Reichsbanner Schwarz-Rot-Gold, Bund aktiver Demokraten e.V. Reichsbanner Schwarz-Rot-Gold, Bund aktiver Demokraten e.V.

Reichsbanner Schwarz-Rot-Gold, Bund aktiver Demokraten e.V. - Gründung

Gründung des Reichsbanners Schwarz-Rot-Gold

Am 22. Februar 1924, dem Geburtstag August Bebels, beschloss in Magdeburg eine Delegiertenkonferenz unter Leitung des Oberpräsidenten der preußischen Provinz Sachsen, Otto Hörsing, die Gründung einer Republikschutzorganisation.

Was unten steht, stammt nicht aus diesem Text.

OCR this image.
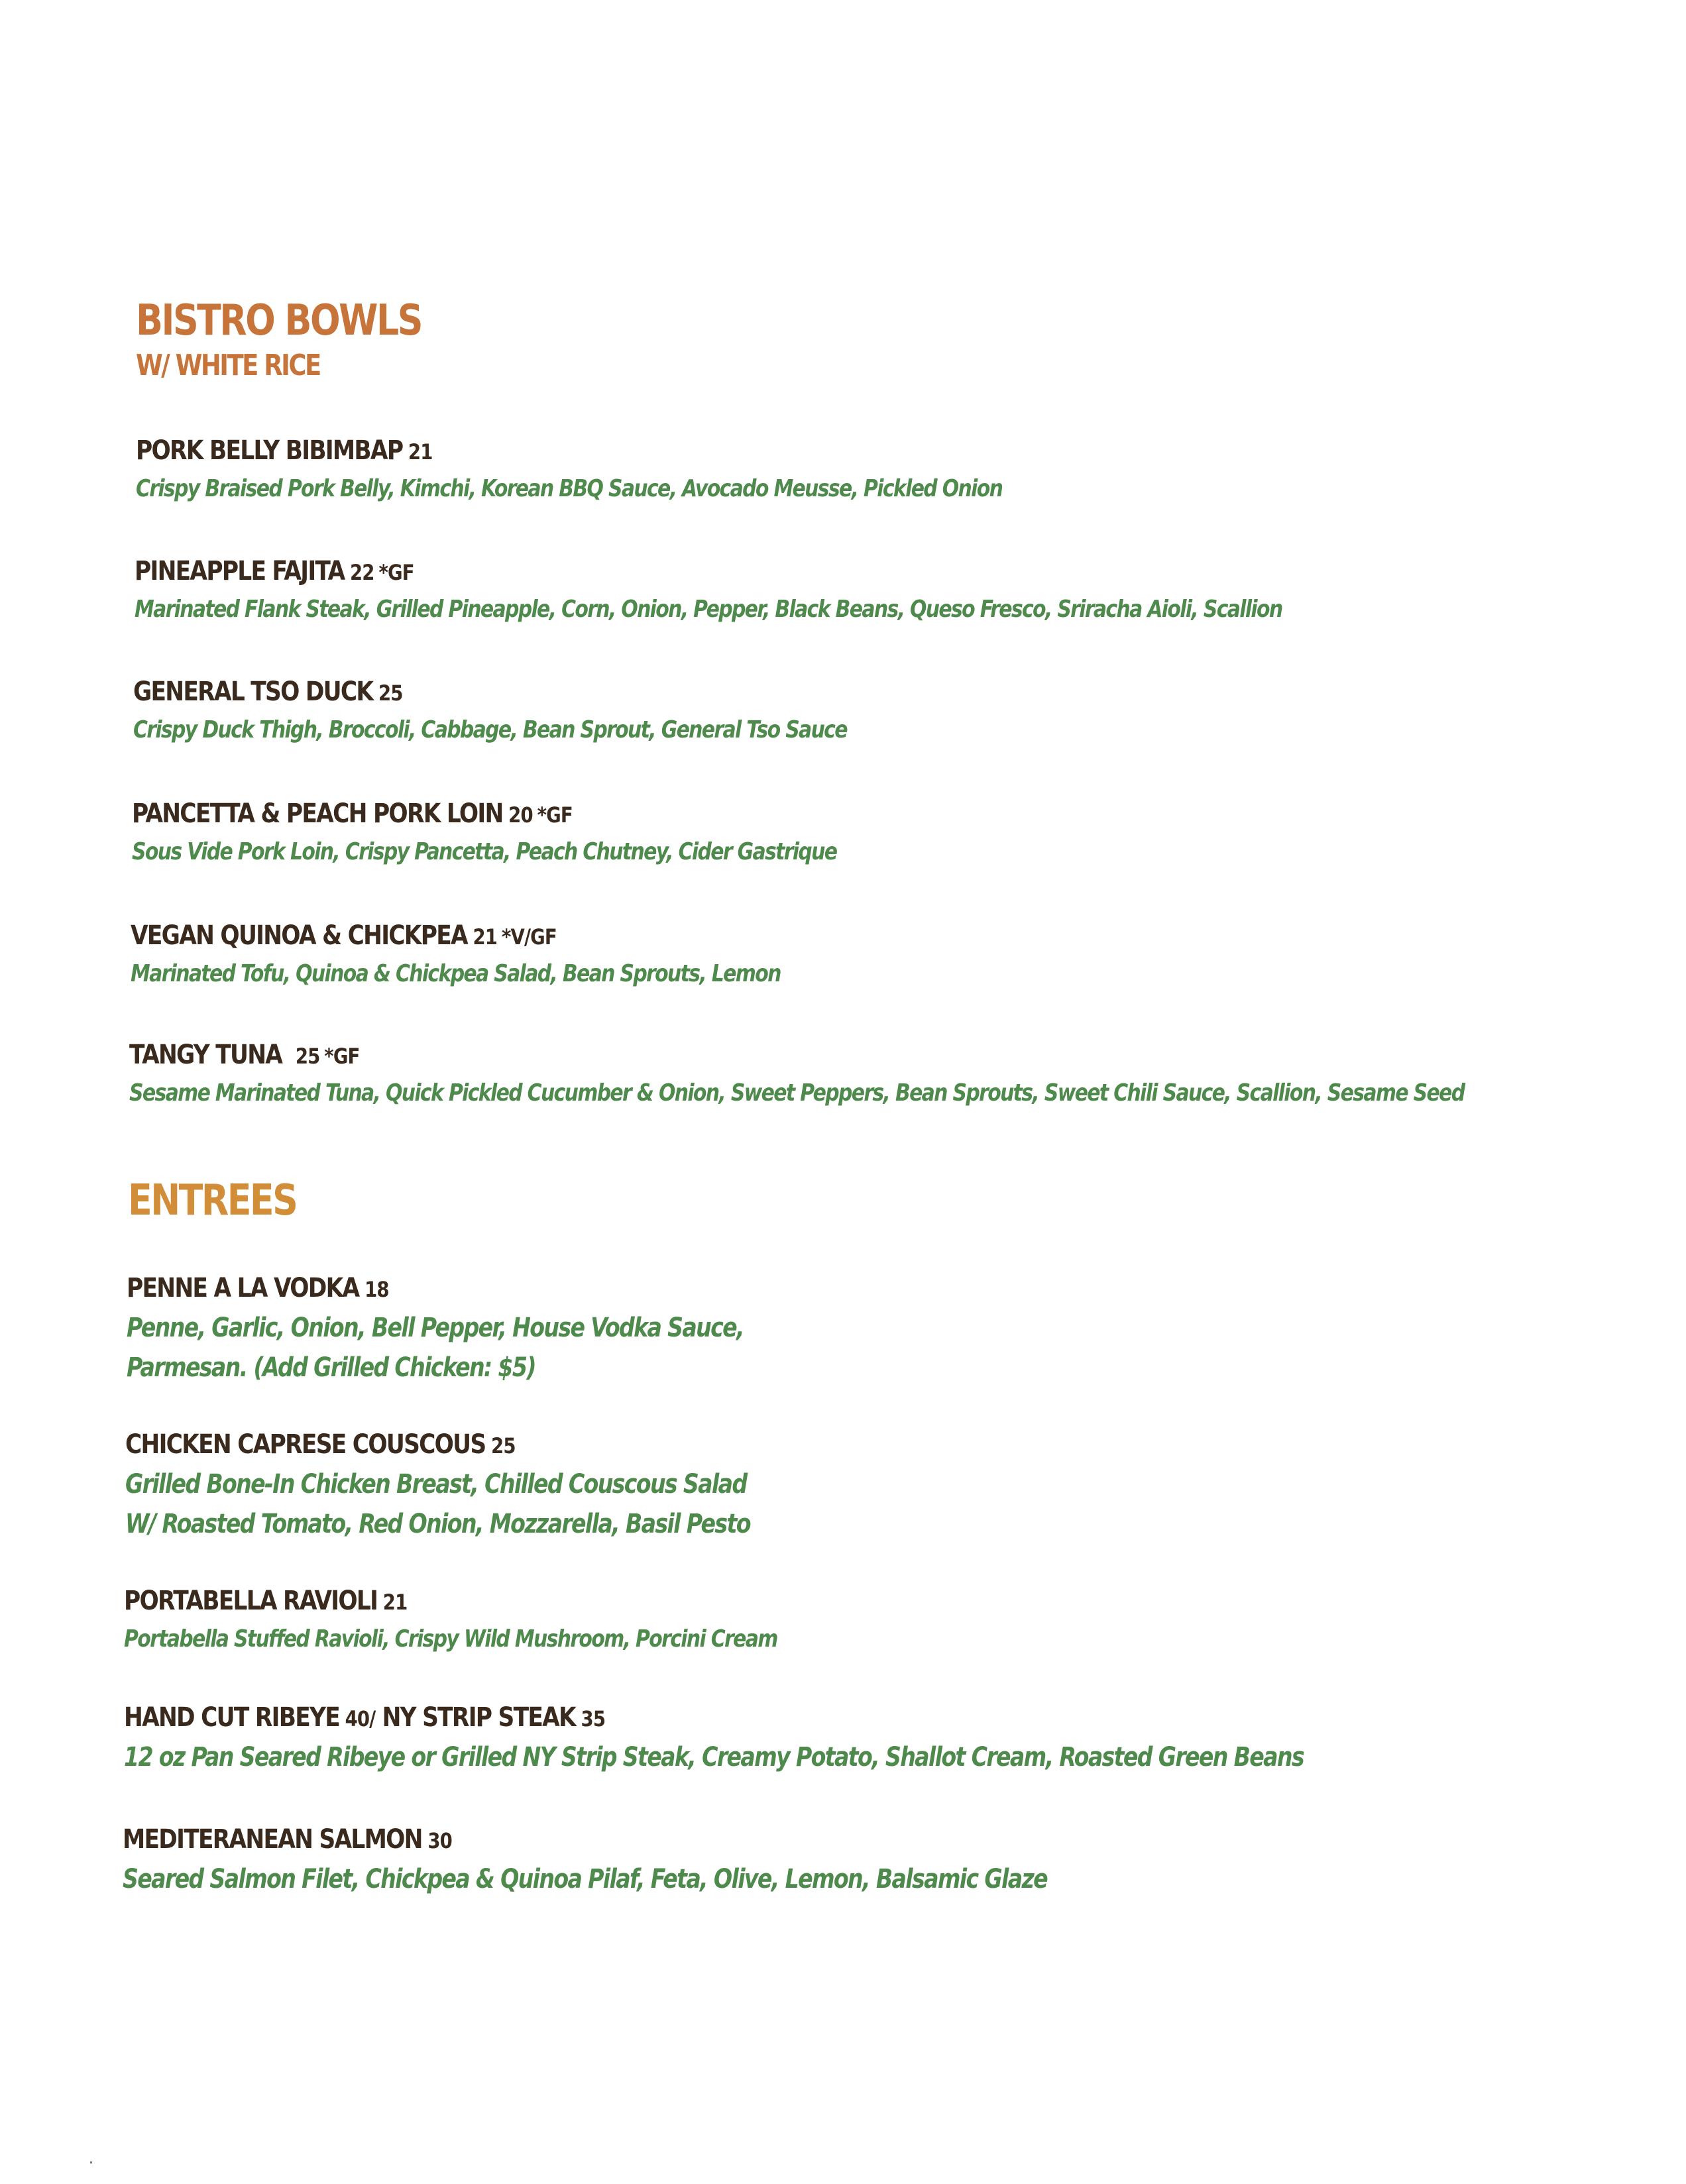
BISTRO BOWLS
W/ WHITE RICE
PORK BELLY BIBIMBAP 21
Crispy Braised Pork Belly, Kimchi, Korean BBQ Sauce, Avocado Meusse, Pickled Onion
PINEAPPLE FAJITA 22 *GF
Marinated Flank Steak, Grilled Pineapple, Corn, Onion, Pepper, Black Beans, Queso Fresco, Sriracha Aioli, Scallion
GENERAL TSO DUCK 25
Crispy Duck Thigh, Broccoli, Cabbage, Bean Sprout, General Tso Sauce
PANCETTA & PEACH PORK LOIN 20 *GF
Sous Vide Pork Loin, Crispy Pancetta, Peach Chutney, Cider Gastrique
VEGAN QUINOA & CHICKPEA 21 *V/GF
Marinated Tofu, Quinoa & Chickpea Salad, Bean Sprouts, Lemon
TANGY TUNA 25 *GF
Sesame Marinated Tuna, Quick Pickled Cucumber & Onion, Sweet Peppers, Bean Sprouts, Sweet Chili Sauce, Scallion, Sesame Seed
ENTREES
PENNE A LA VODKA 18
Penne, Garlic, Onion, Bell Pepper, House Vodka Sauce,
Parmesan. (Add Grilled Chicken: $5)
CHICKEN CAPRESE COUSCOUS 25
Grilled Bone-In Chicken Breast, Chilled Couscous Salad
W/ Roasted Tomato, Red Onion, Mozzarella, Basil Pesto
PORTABELLA RAVIOLI 21
Portabella Stuffed Ravioli, Crispy Wild Mushroom, Porcini Cream
HAND CUT RIBEYE 40/ NY STRIP STEAK 35
12 oz Pan Seared Ribeye or Grilled NY Strip Steak, Creamy Potato, Shallot Cream, Roasted Green Beans
MEDITERANEAN SALMON 30
Seared Salmon Filet, Chickpea & Quinoa Pilaf, Feta, Olive, Lemon, Balsamic Glaze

Sie fasste bereits bestehende sozialdemokratische und demokratische Schutzformationen wie die „Vereinigung Republik“ in Schleswig-Holstein und in Hamburg, den „Sozialdemokratischen Ordnungsdienst“ in Hessen-Kassel, die „Republikanische Notwehr“ in Magdeburg- Halle, die „Republikanischen Frontkämpferbünde“ der Lausitz, den „Neuen Stahlhelm, Bund republikanischer Frontkämpfer“ in Schlesien, die „Republikanischen Frontkämpferbünde“ Ostpreußens, die Organisation „Schwabenland“ in Württemberg u.a.m. zusammen und vereinigte damit rund 500.000 Mann unter ihre Fahne.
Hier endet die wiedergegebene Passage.